Un´esperienza devastante che incide anche sulla seconda gravidanza: "Non volevo più tornare in una struttura - spiega Fabiana -, volevo farlo in casa con un´ostetrica. Poi, a causa di uno streptococco, alla 38esima settimana sono finita ancora una volta in ospedale per il parto. Ma stavolta sono riuscita a parlare con medici e ostetriche spiegando le mie esigenze. Per fortuna tutto è andato per il meglio".
Ma come si può evitare che accada ancora? "Basterebbe un po´ di gentilezza e qualche informazione in più perché le cose vadano bene senza sentirsi tradita da chi si dovrebbe prendere cura di te. Almeno adesso c´è più consapevolezza e se ne inizia finalmente a parlare. Le donne - spiega - hanno gli strumenti per potersi informare e capire cosa è giusto e cosa non lo è, cosa è ´normale´ e cosa no.
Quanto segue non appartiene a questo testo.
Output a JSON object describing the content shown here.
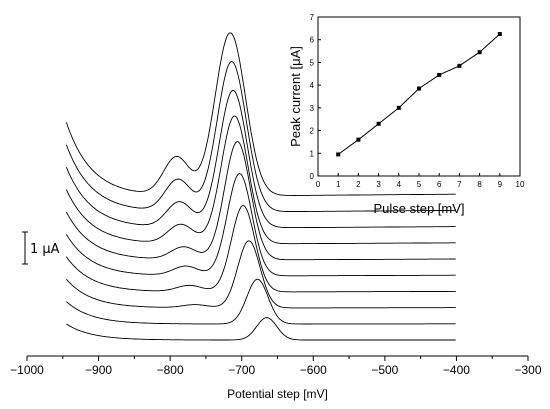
{
  "chart_data": [
    {
      "type": "line",
      "xlabel": "Potential step [mV]",
      "ylabel": "",
      "xlim": [
        -1000,
        -300
      ],
      "x_ticks": [
        -1000,
        -900,
        -800,
        -700,
        -600,
        -500,
        -400,
        -300
      ],
      "x_tick_labels": [
        "−1000",
        "−900",
        "−800",
        "−700",
        "−600",
        "−500",
        "−400",
        "−300"
      ],
      "scale_bar_label": "1 μA",
      "offset_step_uA": 0.5,
      "series": [
        {
          "baseline_uA": 0.0,
          "peak_x": -665,
          "peak_uA": 0.7,
          "shoulder_uA": 0.0,
          "start_rise_uA": 0.5
        },
        {
          "baseline_uA": 0.5,
          "peak_x": -678,
          "peak_uA": 1.4,
          "shoulder_uA": 0.0,
          "start_rise_uA": 0.7
        },
        {
          "baseline_uA": 1.0,
          "peak_x": -690,
          "peak_uA": 2.1,
          "shoulder_uA": 0.1,
          "start_rise_uA": 0.9
        },
        {
          "baseline_uA": 1.5,
          "peak_x": -698,
          "peak_uA": 2.7,
          "shoulder_uA": 0.2,
          "start_rise_uA": 1.1
        },
        {
          "baseline_uA": 2.0,
          "peak_x": -703,
          "peak_uA": 3.2,
          "shoulder_uA": 0.3,
          "start_rise_uA": 1.3
        },
        {
          "baseline_uA": 2.5,
          "peak_x": -706,
          "peak_uA": 3.7,
          "shoulder_uA": 0.4,
          "start_rise_uA": 1.5
        },
        {
          "baseline_uA": 3.0,
          "peak_x": -710,
          "peak_uA": 4.0,
          "shoulder_uA": 0.6,
          "start_rise_uA": 1.7
        },
        {
          "baseline_uA": 3.5,
          "peak_x": -712,
          "peak_uA": 4.3,
          "shoulder_uA": 0.8,
          "start_rise_uA": 1.9
        },
        {
          "baseline_uA": 4.0,
          "peak_x": -714,
          "peak_uA": 4.7,
          "shoulder_uA": 1.0,
          "start_rise_uA": 2.1
        },
        {
          "baseline_uA": 4.5,
          "peak_x": -716,
          "peak_uA": 5.1,
          "shoulder_uA": 1.2,
          "start_rise_uA": 2.3
        }
      ]
    },
    {
      "type": "line",
      "xlabel": "Pulse step [mV]",
      "ylabel": "Peak current [μA]",
      "xlim": [
        0,
        10
      ],
      "ylim": [
        0,
        7
      ],
      "x_ticks": [
        0,
        1,
        2,
        3,
        4,
        5,
        6,
        7,
        8,
        9,
        10
      ],
      "y_ticks": [
        0,
        1,
        2,
        3,
        4,
        5,
        6,
        7
      ],
      "x": [
        1,
        2,
        3,
        4,
        5,
        6,
        7,
        8,
        9
      ],
      "y": [
        0.95,
        1.6,
        2.3,
        3.0,
        3.85,
        4.45,
        4.85,
        5.45,
        6.25
      ]
    }
  ]
}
E nel caso denunciare. E´ importante far sapere che la mia esperienza, insieme a quella di tante altre, non è stata e non deve essere considerata la normalità".
 
I numeri di Doxa
Negli ultimi 14 anni un milione di mamme italiane ha vissuto un´esperienza di violenza ostetrica durante il travaglio o il parto. A rivelarlo è la prima ricerca nazionale realizzata dalla Doxa per conto dell´Osservatorio sulla Violenza Ostetrica in Italia, in collaborazione con le associazioni La Goccia Magica e CiaoLapo Onlus (i dati sono pubblicati sul loro sito). Durante l´esperienza che dovrebbe essere la più emozionante nella vita di una donna, il 21% delle madri, con figli di età da zero a 14 anni, dichiara di aver subito un maltrattamento fisico o verbale durante il primo parto e quattro su dieci raccontano di aver subito azioni lesive della dignità personale.
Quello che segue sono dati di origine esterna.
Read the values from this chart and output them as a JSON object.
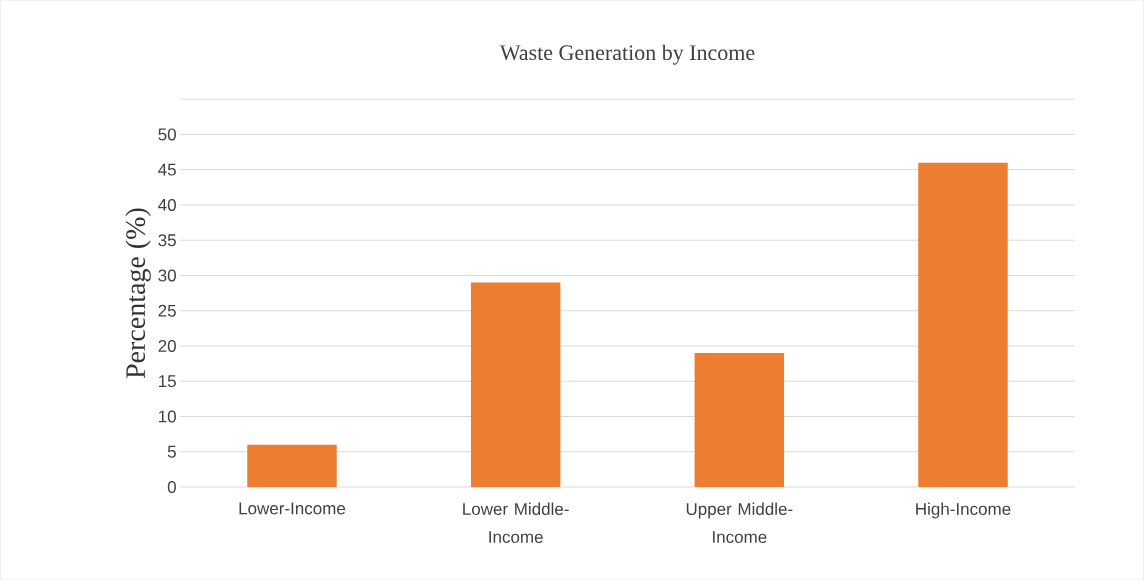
{
  "chart_data": {
    "type": "bar",
    "title": "Waste Generation by Income",
    "ylabel": "Percentage (%)",
    "categories": [
      "Lower-Income",
      "Lower Middle-Income",
      "Upper Middle-Income",
      "High-Income"
    ],
    "values": [
      6,
      29,
      19,
      46
    ],
    "color": "#ed7d31",
    "ylim": [
      0,
      55
    ],
    "yticks": [
      0,
      5,
      10,
      15,
      20,
      25,
      30,
      35,
      40,
      45,
      50,
      {
        "value": 55,
        "label": null
      }
    ],
    "grid": "y"
  }
}
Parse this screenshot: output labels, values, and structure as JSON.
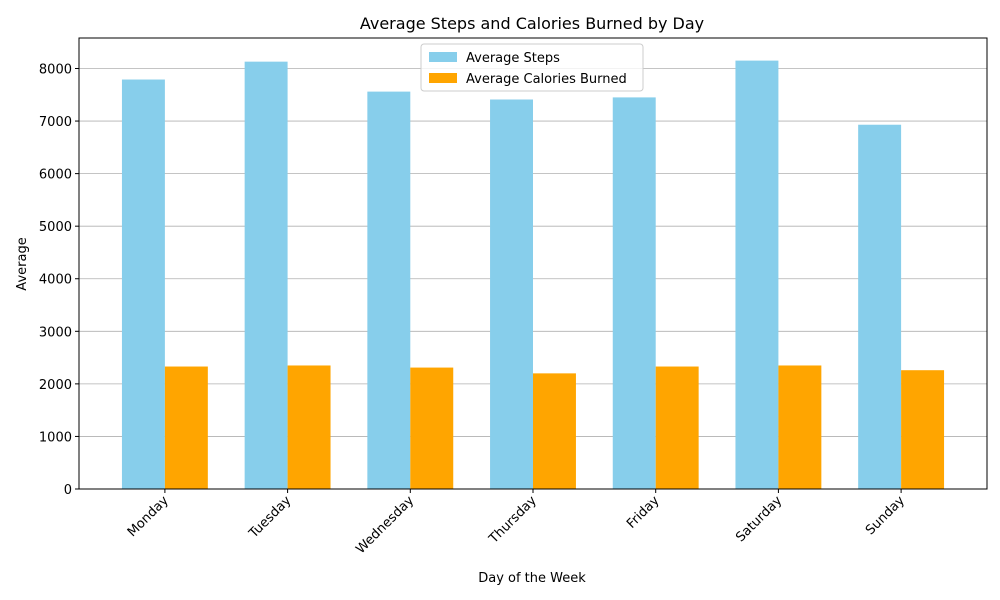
{
  "chart_data": {
    "type": "bar",
    "title": "Average Steps and Calories Burned by Day",
    "xlabel": "Day of the Week",
    "ylabel": "Average",
    "categories": [
      "Monday",
      "Tuesday",
      "Wednesday",
      "Thursday",
      "Friday",
      "Saturday",
      "Sunday"
    ],
    "series": [
      {
        "name": "Average Steps",
        "color": "#87ceeb",
        "values": [
          7790,
          8130,
          7560,
          7410,
          7450,
          8150,
          6930
        ]
      },
      {
        "name": "Average Calories Burned",
        "color": "#ffa500",
        "values": [
          2330,
          2350,
          2310,
          2200,
          2330,
          2350,
          2260
        ]
      }
    ],
    "ylim": [
      0,
      8580
    ],
    "yticks": [
      0,
      1000,
      2000,
      3000,
      4000,
      5000,
      6000,
      7000,
      8000
    ],
    "grid": "horizontal",
    "legend_position": "top-center"
  }
}
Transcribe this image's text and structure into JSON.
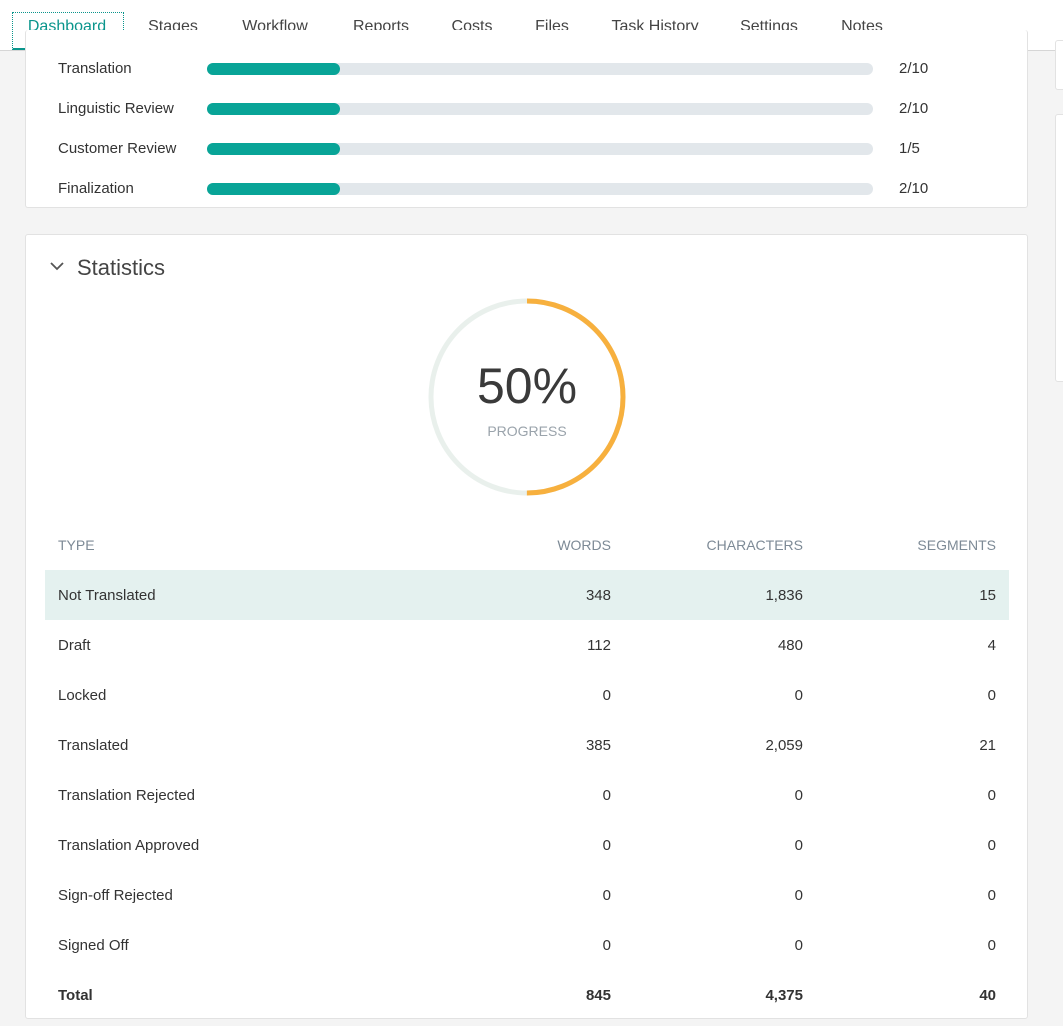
{
  "tabs": [
    "Dashboard",
    "Stages",
    "Workflow",
    "Reports",
    "Costs",
    "Files",
    "Task History",
    "Settings",
    "Notes"
  ],
  "active_tab": 0,
  "stages": [
    {
      "name": "Translation",
      "done": 2,
      "total": 10,
      "label": "2/10"
    },
    {
      "name": "Linguistic Review",
      "done": 2,
      "total": 10,
      "label": "2/10"
    },
    {
      "name": "Customer Review",
      "done": 1,
      "total": 5,
      "label": "1/5"
    },
    {
      "name": "Finalization",
      "done": 2,
      "total": 10,
      "label": "2/10"
    }
  ],
  "statistics": {
    "title": "Statistics",
    "progress": {
      "value": 50,
      "label": "50%",
      "caption": "PROGRESS"
    },
    "table": {
      "columns": [
        "TYPE",
        "WORDS",
        "CHARACTERS",
        "SEGMENTS"
      ],
      "rows": [
        [
          "Not Translated",
          "348",
          "1,836",
          "15"
        ],
        [
          "Draft",
          "112",
          "480",
          "4"
        ],
        [
          "Locked",
          "0",
          "0",
          "0"
        ],
        [
          "Translated",
          "385",
          "2,059",
          "21"
        ],
        [
          "Translation Rejected",
          "0",
          "0",
          "0"
        ],
        [
          "Translation Approved",
          "0",
          "0",
          "0"
        ],
        [
          "Sign-off Rejected",
          "0",
          "0",
          "0"
        ],
        [
          "Signed Off",
          "0",
          "0",
          "0"
        ]
      ],
      "total": [
        "Total",
        "845",
        "4,375",
        "40"
      ]
    }
  }
}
Esperienze così traumatiche, stando alle testimonianze raccolte, che avrebbero spinto il 6% delle donne negli ultimi 14 anni a scegliere di non affrontare una seconda gravidanza, provocando di fatto la mancata nascita di circa 20.000 bambini ogni anno.
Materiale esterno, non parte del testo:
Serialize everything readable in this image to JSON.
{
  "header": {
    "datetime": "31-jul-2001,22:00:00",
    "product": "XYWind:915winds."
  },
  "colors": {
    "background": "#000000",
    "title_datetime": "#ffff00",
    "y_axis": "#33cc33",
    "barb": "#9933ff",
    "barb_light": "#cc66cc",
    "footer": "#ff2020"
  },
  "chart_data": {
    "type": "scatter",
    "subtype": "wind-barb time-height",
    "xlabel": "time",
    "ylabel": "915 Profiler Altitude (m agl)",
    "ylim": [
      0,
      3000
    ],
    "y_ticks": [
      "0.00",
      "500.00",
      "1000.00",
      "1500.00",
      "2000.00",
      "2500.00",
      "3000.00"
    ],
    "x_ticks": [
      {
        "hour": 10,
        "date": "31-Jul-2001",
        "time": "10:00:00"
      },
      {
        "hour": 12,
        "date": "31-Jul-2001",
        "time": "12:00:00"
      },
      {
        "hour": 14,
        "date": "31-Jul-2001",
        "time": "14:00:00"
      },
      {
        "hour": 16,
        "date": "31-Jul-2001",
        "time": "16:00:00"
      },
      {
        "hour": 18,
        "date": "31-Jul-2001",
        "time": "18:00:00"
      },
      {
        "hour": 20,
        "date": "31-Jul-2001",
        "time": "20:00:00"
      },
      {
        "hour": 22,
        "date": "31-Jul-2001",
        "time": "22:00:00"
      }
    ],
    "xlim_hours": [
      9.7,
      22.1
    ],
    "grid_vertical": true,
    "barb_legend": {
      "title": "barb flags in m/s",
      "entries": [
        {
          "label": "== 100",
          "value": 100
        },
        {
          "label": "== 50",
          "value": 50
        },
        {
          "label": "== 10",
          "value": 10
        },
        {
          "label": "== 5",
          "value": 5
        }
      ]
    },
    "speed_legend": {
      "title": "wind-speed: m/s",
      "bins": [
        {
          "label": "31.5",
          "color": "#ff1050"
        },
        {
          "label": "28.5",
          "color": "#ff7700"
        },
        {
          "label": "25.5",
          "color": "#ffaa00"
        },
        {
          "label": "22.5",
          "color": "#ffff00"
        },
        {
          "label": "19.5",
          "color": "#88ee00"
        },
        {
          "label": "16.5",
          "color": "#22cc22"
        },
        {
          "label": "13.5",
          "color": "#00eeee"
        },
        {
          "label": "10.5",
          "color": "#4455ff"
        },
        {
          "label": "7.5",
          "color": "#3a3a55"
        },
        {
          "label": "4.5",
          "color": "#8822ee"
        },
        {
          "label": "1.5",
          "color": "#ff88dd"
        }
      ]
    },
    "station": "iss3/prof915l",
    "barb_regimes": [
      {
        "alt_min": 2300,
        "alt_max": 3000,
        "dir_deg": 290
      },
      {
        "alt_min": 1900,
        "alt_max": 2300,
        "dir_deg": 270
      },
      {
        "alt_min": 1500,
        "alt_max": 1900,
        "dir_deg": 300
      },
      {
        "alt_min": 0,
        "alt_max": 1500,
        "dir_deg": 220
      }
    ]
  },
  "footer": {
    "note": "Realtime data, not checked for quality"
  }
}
Le storie sono state raccontate nel corso della presentazione a Roma dei risultati della ricerca "Le donne e il parto" realizzata per indagare il fenomeno sommerso e poco conosciuto della cosiddetta ´violenza ostetrica´, cioè l´appropriazione dei processi riproduttivi della donna da parte del personale medico. In particolare, la principale esperienza negativa durante la fase del parto è la pratica dell´episiotomia (l´incisione della vagina), subita da oltre la metà (54%) delle donne intervistate. Un tempo considerata un aiuto alla donna per agevolare l´espulsione del bambino, oggi, l´Oms la definisce una pratica ´dannosa, tranne in rari casi´ poiché si tratta a tutti gli effetti di un intervento chirurgico. Tre partorienti su 10 negli ultimi 14 anni, vale a dire 1,6 milioni di donne (il 61% di quelle che hanno subito un´episiotomia) dichiarano di non aver dato il consenso informato per autorizzare l´intervento. Tuttavia la pratica dell´episiotomia non sembra essere sparita dalle realtà ospedaliere italiane: 1 donna su 2 l´ha subita, per il 15% delle donne che hanno vissuto questa pratica, pari a circa 400.000 madri, si è trattato di una menomazione degli organi genitali, mentre il 13% delle mamme, pari a circa 350.000, con l´episiotomia ha visto tradita la fiducia nel personale ospedaliero. Il numero più alto di episiotomie viene registrato nelle regioni del Sud e nelle isole, con il 58%, seguite dal centro e Nord-Est con il 55% pari merito, ultimo il Nord Ovest con 49%.
Non solo, a fronte di un 67% del campione che dichiara di aver ricevuto un´assistenza adeguata da parte di medici e operatori sanitari, 1.350.000 donne (il 27% delle intervistate) dichiarano di essersi sentite seguite solo in parte dall´equipe medica. Il 6% di neomamme afferma di aver vissuto l´intero parto in solitudine e senza la dovuta assistenza. La ricerca è nata dall´iniziativa dell´Osservatorio sulla Violenza Ostetrica Italia, istituito e fondato da Alessandra Battisti e Elena Skoko.